Abstract
The valuation of firms and their profitability is a central topic in finance, accounting and economics. The literature has evolved from a focus on dividends as a valuation attribute to cash flows and more recently to book value and earnings. Our paper continues the evolution toward expressing value as a function of attributes that pertain directly to the value-creation process. Specifically, we formulate a model that expresses a firm's intrinsic value as a function of its investment history and its future investment opportunities.
The basic building block of our model is what we term the investment kernel. For a given level of current investment, it describes the stream of expected future cash flows. Firms are assumed to choose their level of investment optimally in each period up to the point where the net-present value of the last dollar invested is zero.
To capture the notion of a firms' life cycle (or the life cycle of its products), we allow for the investment kernel to vary over time, possibly in a non-monotonic fashion.

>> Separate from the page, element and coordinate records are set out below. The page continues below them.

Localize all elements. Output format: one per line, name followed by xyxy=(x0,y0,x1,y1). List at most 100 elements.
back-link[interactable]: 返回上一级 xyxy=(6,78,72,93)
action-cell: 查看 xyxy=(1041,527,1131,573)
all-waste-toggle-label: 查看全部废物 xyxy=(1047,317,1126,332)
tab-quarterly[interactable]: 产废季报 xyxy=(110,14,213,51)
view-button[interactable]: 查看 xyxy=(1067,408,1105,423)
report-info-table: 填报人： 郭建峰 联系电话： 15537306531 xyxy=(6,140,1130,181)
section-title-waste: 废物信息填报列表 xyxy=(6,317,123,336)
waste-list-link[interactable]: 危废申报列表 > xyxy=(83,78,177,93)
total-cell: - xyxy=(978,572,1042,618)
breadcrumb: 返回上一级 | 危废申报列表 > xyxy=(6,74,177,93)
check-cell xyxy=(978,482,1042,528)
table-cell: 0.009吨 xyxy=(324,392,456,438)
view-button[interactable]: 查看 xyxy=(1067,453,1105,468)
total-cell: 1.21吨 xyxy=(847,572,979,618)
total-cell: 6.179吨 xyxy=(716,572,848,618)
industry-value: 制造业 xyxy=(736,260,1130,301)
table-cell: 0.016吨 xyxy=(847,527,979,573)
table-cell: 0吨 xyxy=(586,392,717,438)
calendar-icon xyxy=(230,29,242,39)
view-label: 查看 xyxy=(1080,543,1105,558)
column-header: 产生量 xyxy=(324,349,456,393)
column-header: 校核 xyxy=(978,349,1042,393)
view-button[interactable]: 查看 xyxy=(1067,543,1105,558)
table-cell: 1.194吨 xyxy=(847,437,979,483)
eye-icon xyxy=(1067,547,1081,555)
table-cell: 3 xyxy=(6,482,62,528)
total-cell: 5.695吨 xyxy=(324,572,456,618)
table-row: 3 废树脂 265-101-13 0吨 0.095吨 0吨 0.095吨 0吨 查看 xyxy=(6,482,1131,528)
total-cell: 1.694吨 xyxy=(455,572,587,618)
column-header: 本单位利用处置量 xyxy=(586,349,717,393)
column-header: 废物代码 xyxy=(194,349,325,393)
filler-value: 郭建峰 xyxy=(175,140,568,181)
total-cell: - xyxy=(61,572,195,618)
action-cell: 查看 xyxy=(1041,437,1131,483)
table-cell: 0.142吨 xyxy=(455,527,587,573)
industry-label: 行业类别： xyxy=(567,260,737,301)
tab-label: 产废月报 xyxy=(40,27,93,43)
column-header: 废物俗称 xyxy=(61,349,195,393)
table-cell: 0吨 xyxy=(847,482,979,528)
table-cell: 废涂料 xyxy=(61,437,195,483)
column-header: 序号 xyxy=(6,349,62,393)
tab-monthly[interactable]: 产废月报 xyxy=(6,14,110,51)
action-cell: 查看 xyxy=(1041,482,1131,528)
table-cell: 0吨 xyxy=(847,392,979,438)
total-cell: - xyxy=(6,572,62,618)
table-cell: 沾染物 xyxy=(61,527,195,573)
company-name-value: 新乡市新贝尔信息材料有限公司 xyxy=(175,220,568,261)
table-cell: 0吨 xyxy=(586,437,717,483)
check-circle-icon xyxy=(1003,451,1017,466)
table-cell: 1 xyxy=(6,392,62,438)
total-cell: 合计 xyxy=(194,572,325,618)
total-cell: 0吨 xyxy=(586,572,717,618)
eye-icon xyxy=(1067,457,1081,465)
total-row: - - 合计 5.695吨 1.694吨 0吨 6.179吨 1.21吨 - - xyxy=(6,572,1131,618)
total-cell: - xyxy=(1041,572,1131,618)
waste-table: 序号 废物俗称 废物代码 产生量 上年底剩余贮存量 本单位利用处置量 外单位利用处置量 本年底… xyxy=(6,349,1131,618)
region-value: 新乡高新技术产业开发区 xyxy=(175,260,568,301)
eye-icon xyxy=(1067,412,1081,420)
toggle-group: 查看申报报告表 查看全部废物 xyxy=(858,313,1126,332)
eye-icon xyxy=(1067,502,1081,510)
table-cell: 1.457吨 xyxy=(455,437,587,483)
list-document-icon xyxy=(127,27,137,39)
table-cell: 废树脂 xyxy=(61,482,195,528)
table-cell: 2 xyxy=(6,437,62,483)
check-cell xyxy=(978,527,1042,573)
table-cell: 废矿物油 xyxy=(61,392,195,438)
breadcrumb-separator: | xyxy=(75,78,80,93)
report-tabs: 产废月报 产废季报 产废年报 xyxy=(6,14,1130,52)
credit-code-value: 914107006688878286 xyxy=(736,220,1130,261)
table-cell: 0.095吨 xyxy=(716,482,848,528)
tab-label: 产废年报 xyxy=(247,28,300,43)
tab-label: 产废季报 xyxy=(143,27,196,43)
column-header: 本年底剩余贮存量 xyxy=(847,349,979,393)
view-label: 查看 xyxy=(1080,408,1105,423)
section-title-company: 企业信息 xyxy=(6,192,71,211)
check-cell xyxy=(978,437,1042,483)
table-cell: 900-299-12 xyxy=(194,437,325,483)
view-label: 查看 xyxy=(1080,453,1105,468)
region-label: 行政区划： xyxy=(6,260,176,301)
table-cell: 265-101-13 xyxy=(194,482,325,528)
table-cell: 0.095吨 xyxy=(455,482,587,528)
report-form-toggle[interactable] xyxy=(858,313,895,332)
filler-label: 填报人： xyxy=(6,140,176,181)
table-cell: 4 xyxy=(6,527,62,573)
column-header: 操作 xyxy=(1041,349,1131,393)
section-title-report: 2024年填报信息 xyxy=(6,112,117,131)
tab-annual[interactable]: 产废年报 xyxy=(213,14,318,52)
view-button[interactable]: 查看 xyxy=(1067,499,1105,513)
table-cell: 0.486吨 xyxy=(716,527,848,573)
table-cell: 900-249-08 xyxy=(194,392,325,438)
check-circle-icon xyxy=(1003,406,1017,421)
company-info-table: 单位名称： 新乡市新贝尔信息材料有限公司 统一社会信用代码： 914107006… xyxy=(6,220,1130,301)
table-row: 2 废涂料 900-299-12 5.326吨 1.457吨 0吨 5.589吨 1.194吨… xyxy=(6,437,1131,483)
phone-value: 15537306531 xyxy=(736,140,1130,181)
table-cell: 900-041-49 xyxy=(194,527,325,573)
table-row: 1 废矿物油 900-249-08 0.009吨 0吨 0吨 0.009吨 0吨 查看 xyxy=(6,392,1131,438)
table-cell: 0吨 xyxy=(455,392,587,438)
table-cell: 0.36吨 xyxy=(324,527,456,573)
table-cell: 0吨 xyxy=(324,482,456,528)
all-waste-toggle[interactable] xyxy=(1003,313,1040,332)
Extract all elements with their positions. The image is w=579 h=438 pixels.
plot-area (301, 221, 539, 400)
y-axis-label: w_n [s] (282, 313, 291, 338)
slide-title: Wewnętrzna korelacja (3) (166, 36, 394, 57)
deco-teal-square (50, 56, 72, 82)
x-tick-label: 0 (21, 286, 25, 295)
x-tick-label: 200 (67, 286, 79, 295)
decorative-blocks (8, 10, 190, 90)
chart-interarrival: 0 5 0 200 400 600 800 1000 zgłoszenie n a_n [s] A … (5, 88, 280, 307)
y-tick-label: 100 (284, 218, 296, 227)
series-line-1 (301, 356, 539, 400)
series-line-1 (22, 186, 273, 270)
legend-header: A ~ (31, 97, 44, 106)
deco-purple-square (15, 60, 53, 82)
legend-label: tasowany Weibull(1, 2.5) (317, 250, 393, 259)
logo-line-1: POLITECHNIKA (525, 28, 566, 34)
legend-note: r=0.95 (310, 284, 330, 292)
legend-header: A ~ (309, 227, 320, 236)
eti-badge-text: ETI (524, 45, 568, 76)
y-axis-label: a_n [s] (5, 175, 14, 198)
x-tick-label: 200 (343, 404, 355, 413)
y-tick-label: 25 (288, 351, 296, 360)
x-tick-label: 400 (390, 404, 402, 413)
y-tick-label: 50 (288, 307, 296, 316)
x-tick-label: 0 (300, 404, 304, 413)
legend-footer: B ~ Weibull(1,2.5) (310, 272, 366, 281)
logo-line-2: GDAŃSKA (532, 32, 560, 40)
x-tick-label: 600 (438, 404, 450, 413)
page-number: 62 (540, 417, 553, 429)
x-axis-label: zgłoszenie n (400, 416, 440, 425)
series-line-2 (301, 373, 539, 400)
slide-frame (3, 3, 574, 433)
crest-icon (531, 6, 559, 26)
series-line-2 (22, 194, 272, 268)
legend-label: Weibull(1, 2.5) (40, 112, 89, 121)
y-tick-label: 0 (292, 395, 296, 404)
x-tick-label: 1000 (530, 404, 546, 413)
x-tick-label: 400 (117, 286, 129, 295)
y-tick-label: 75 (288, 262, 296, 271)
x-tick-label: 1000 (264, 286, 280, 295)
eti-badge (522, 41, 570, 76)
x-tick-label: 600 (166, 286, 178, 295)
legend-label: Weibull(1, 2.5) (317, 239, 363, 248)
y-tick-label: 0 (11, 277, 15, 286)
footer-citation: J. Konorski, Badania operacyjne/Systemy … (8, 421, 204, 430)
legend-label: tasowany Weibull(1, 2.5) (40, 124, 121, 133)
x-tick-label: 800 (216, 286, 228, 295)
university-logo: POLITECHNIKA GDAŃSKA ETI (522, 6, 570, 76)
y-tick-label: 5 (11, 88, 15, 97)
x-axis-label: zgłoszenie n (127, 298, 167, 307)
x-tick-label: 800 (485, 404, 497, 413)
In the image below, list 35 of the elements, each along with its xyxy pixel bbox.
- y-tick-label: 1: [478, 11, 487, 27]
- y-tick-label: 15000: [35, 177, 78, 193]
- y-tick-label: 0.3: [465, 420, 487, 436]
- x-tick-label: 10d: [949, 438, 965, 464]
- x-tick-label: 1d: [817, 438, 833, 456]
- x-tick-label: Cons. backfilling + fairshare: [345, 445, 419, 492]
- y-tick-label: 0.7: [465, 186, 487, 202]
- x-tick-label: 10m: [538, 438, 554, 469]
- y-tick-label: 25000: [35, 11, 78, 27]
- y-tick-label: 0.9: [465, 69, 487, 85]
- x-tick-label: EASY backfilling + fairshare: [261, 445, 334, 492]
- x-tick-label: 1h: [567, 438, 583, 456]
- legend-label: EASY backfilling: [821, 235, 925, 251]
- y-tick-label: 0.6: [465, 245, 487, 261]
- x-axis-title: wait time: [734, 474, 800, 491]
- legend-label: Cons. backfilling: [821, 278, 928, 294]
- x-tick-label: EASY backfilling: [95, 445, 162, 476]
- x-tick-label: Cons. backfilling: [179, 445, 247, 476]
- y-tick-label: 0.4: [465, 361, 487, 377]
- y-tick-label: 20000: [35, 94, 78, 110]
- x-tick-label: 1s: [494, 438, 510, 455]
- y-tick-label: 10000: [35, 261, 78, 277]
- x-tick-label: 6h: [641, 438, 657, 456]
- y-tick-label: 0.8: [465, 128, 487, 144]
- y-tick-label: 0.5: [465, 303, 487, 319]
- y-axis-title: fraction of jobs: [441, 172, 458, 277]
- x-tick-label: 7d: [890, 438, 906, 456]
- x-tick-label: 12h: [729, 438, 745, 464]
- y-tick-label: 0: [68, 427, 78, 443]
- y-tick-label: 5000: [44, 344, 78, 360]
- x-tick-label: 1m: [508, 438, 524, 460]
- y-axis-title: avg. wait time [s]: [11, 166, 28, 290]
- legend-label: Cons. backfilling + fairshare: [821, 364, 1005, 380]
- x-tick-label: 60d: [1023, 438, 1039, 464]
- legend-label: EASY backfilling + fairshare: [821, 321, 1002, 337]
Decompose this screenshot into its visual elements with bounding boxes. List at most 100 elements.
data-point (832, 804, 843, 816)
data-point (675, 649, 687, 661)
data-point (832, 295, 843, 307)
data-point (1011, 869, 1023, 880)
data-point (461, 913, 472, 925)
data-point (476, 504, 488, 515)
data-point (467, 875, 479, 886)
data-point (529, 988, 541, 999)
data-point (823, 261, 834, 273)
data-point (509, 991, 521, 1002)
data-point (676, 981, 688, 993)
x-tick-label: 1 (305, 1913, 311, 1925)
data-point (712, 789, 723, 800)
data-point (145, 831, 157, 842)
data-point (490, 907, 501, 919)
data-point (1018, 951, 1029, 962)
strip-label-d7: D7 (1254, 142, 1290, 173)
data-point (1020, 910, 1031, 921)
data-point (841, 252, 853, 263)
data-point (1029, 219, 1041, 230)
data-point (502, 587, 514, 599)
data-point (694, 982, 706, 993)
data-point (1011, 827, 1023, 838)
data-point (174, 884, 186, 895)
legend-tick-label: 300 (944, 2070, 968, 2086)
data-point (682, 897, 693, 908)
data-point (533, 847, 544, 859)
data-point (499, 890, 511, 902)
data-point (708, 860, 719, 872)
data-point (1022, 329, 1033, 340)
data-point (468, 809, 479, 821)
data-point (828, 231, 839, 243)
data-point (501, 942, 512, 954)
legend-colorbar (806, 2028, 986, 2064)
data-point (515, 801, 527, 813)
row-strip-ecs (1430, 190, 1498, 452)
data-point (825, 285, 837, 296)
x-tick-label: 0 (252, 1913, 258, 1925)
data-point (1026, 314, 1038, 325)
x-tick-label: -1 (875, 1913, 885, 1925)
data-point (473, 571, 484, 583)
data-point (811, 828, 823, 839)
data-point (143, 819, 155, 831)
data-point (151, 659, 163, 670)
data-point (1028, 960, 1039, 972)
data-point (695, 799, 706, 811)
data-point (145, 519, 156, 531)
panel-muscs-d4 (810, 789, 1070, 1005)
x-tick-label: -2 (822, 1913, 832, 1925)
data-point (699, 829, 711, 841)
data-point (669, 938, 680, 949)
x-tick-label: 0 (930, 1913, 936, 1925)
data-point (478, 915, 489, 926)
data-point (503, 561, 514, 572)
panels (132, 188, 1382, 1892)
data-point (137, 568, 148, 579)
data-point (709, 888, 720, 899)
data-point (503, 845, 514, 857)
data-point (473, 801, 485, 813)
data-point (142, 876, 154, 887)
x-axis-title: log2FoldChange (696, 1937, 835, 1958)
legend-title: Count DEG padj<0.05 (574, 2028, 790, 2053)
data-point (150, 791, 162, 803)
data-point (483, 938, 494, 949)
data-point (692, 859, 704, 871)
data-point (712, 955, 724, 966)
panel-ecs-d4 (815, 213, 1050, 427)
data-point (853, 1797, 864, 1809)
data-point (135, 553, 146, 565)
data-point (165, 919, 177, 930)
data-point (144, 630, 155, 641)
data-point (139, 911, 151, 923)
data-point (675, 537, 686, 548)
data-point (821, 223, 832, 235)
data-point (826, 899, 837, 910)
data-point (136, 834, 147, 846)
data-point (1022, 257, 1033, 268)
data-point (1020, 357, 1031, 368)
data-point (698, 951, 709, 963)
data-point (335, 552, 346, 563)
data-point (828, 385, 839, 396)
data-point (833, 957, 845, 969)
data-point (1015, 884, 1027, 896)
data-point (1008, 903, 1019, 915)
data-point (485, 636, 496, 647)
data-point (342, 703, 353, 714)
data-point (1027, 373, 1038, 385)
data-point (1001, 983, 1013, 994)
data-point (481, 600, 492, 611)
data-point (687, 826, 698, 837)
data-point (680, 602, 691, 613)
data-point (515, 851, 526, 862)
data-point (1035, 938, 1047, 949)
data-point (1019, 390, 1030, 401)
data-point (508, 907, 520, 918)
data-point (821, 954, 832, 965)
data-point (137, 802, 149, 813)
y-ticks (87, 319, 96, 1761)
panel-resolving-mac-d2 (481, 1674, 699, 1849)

Investment opportunity sets are, of course, unobservable in practice because accounting data do not reveal the present value of expected cash flows from current investments. However, firms report their current investment spending, for example, in the form of capital expenditures, R&D and advertising. Furthermore, the earnings and cash flows reported in each period provide information about the economic profitability of past investments. By restricting attention to a parametric class of investment kernels, we can use the time-series of firm-specific accounting information to estimate a particular firm's investment kernel. This allows us to recover the mapping from investment to payoffs and thereby make inferences about intrinsic value, profitability and the firm's effective cost of capital.